Multiple correspondence analysis
Multiple correspondence analysis (MCA) can be presented as an extension of PCA. It allows for the graphical representation of frequency tables containing more than two variables. A classic example of a frequency table with more than two qualitative variables is a table presenting individuals’ responses to a questionnaire containing \(Q\) multiple-choice questions. MCA is therefore very useful for visualizing the results of a questionnaire-based study.
MCA can also be seen as a version of PCA when the variables are mixed, i.e., comprising both quantitative and qualitative variables. The joint processing of these two types of data is based on their prior transformation called complete disjunctive coding.
Notation
Let \(n\) be the number of individuals (or observations) and \(Q\) the number of variables (or questions in the case of a questionnaire). Each variable has \(J_q\) modalities and the total number of modalities is equal to \(J\).
Thus, a variable is not treated as such but through its modalities. It is divided into modalities, and each individual is then coded \(1\) for the modality they possess and \(0\) for the others (i.e., those they do not possess, as the modalities are exclusive). This coding is immediate for qualitative variables. However, for a qualitative variable, we first divide the variable into classes. Thus, each individual belongs to only one class. This process of transforming information is called complete disjunctive coding. It is indeed coding, because the initial information is transformed; disjunctive, because each individual has at most one modality; and complete, because each individual has at least one modality.
Burt’s Table
From a mathematical point of view, ACM is an AFC performed on the logical matrix \(Z\) or on Burt’s table \(B\). It can be shown that the same factors are obtained, regardless of the matrix used for the analysis.
Eigenelements of the table \(Z\)
The eigenelements of the table \(Z\) can be calculated using the same method as for PCA. By analogy with PCA, we therefore seek the eigenvectors of the matrix \[S = \frac{1}{Q} Z^{\top} Z D_J^{-1},\] where \(D_J\) is the diagonal matrix of term \(n_j, j = 1, \dots, J\). We can calculate the coordinates of the line profiles on the factorial axes in the same way: \[\Phi_k = n Z D_J^{-1} u_k,\] where \(u_k\) is the \(k\)th eigenvector associated with the eigenvalue \(\lambda_k\) of the matrix \(S\).
We can also look at the dual analysis of the table \(Z\).
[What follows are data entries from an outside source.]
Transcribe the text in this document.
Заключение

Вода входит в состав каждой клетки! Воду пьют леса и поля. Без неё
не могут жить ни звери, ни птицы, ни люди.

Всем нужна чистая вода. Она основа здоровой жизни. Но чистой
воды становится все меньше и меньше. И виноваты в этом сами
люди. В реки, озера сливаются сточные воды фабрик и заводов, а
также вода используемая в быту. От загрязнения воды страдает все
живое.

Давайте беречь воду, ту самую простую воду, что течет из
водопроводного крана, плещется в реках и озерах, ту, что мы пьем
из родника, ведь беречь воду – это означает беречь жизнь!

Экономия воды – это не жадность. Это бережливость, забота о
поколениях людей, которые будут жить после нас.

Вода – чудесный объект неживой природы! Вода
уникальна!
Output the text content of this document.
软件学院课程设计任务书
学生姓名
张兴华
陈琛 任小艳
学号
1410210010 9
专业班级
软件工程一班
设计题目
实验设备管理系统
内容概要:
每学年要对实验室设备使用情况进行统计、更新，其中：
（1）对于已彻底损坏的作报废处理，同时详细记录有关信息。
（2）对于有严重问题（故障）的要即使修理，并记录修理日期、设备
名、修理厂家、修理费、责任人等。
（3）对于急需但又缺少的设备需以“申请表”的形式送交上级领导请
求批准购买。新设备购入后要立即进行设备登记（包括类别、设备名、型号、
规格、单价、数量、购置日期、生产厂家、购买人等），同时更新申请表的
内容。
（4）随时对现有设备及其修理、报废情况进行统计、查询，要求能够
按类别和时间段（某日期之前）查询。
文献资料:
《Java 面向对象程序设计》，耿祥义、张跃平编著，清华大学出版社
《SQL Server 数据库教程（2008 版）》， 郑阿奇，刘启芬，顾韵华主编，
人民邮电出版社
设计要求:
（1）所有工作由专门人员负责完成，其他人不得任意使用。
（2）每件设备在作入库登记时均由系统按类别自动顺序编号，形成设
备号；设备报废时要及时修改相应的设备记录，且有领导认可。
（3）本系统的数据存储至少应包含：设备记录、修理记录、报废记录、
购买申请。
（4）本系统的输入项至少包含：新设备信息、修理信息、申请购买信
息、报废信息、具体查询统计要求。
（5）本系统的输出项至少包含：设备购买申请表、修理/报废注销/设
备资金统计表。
Again, by analogy with PCA, we look for the eigenvectors of the matrix \[T = \frac{1}{Q} Z D_J^{-1} Z^{\top}.\] Similarly, we can calculate the coordinates of the column profiles on the factorial axes: \[\Psi_k = n D_J^{-1} Z^{\top} v_k.\]
Eigenelements of Burt’s table \(B\)
Since Burt’s table is symmetric, the direct analysis and the dual analysis coincide. We can also analyze it in analogy with PCA. The sum of the elements of the same row (or the same column) of \(B\) is \(Q n_j\) and the sum of the elements of \(B\) is \(n Q^2\). We are looking for the eigenvectors of the matrix \[S^\prime = \frac{1}{Q^2} B^{\top} D_J^{-1} B D_J^{-1}.\]
We then notice that this matrix \(S^\prime\) has the same eigenvectors as the matrix \(S\). Indeed, \[S^\prime = \frac{1}{Q^2} B^{\top} D_J^{-1} B D_J^{-1} = \frac{1}{Q^2} Z^{\top} Z D_J^{-1} Z^{\top} Z D_J^{-1}.\] And let \(u\) and \(\lambda\) satisfy \(Z^{\top} Z D_J^{-1} = \lambda u\), then \[ Z^{\top} Z D_J^{-1} Z^{\top} Z D_J^{-1} u = Z^{\top} Z D_J^{-1} \lambda u = \lambda^2 u.\]
Finally, the analysis of \(Z\) or \(B\) provides the same eigenvectors, and for all \(k = 1, \dots, Q\), the \(k\)th eigenvalue of \(B\) is the square of the \(k\)th eigenvalue of \(Z\).
Variable encoding
Variable encoding, and in particular the choice of class boundaries, is essential in ACM. For continuous variables, the boundaries should be relevant to the problem being studied. For example, we would not define a class \(> 1000\) in the previous example. To obtain relevant bounds, we can look at the distributions of the variables, e.g., with a histogram. In some specific cases, it is possible to divide the variable into equal-sized categories. However, this approach can lead to irrelevant categories.
In the case of qualitative variables, the choice of classes does not arise; it is given by the variable. However, “natural” modalities can lead to (very) unbalanced frequencies. In this case, we generally need to proceed with groupings. Here again, a good knowledge of the field being studied is necessary. In any case, it is preferable to group modalities rather than randomly distribute modalities with low frequencies among the other modalities (which is sometimes proposed in software).